Further, the Rule will close, “decertify,” up to two-thirds of the nation’s Organ Procurement Organizations (OPOs). Peer-reviewed data shows that its faulty measures will decertify the wrong OPOs. (https://sidandt.org/the-science/peer-reviewed-science). CMS shows little concern about the potential loss of successful OPOs to its regulatory scheme. But losing well-run OPOs can exacerbate confusion over donations, making the confusion worse.

Organ Procurement Organizations -- already defamed by ORGANize’s decade-long smear campaign and facing a chaotic future as CMS struggles to implement its unsound and draconian Final Rule – are now dealing with this poorly researched media firestorm.

Going forward, the news media, as well as Health and Human Services (HHS) officials, who are on record in their commitment to improving the system, must be more cautious before assigning blame for organ donation mishaps. Reporters should be reminded that federal law excludes OPOs from being involved in the declaration of death or in any medical treatment of a patient. The Uniform Anatomical Gift Act, adopted by all fifty states and the District of Columbia, makes sure that OPOs have absolutely nothing to do with the headline allegations, i.e. the premature declaration of death.

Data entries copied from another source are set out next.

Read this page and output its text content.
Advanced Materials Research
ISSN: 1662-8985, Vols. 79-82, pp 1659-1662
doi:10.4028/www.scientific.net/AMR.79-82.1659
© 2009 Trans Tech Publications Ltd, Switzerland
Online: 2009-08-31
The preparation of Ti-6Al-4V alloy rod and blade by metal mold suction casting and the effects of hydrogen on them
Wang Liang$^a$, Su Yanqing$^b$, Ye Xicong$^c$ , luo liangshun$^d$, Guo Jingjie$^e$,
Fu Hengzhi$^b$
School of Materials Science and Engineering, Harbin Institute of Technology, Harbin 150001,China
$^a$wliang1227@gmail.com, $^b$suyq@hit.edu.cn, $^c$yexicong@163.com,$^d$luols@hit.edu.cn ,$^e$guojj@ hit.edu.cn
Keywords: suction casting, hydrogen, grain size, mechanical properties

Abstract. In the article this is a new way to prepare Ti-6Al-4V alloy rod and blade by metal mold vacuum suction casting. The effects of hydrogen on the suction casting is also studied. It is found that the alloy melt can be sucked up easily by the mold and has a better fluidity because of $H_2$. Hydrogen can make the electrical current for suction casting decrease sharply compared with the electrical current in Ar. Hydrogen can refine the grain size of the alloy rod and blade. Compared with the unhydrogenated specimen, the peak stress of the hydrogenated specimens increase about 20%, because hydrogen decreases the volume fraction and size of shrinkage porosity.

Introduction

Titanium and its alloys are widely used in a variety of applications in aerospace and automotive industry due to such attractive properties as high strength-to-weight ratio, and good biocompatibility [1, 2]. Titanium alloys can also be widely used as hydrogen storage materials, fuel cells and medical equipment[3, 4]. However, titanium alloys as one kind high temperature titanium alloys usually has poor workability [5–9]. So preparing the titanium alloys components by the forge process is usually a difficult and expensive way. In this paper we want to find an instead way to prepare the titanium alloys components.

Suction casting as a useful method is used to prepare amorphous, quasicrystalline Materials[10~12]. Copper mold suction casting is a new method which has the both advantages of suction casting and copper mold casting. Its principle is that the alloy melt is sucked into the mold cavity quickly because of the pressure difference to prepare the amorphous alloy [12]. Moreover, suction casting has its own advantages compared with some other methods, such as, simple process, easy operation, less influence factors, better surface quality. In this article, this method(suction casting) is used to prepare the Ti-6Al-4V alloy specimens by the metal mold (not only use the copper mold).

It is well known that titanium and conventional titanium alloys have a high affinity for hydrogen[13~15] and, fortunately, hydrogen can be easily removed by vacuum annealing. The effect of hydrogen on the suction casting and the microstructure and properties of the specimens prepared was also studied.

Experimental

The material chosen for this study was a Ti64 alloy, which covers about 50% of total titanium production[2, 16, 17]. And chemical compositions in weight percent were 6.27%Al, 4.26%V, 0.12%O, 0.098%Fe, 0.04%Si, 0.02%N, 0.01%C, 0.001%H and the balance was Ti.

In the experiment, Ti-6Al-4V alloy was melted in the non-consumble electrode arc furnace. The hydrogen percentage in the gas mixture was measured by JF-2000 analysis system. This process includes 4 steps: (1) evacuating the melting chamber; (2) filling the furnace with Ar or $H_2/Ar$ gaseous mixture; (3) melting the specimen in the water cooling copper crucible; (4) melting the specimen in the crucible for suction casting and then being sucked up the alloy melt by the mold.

A recent op-ed in Undark, signed by a trio of organ transplantation leaders, argues that by “suggesting that some U.S. patients had nearly been killed for their organs,” the media’s coverage has “confused some of the fundamental issues involved” in the cases they reported on. Jedediah Lewis, head of the nonprofit Organ Preservation Alliance, joined by Hedi Aguiar, R.N., M.S.N., and Adam Schiavi, Ph.D., M.D., wrote: “Organ donation is complex. Much of the recent reporting has misled and unnecessarily alarmed the public.” They added that the disturbing news coverage “mostly alleges mistakes made during the underlying process of (physicians) withdrawing life-sustaining treatment and not the organ donation process itself. In other words, the alleged errors would have happened whether the patient was an organ donor or not.”

The field of organ transplantation has known for years that ORGANize was reckless and willing to bend the truth to advance its agenda. But this episode has shown its callousness – throwing patients under the bus for the sake of their PR strategy. It will take years to undo the damage.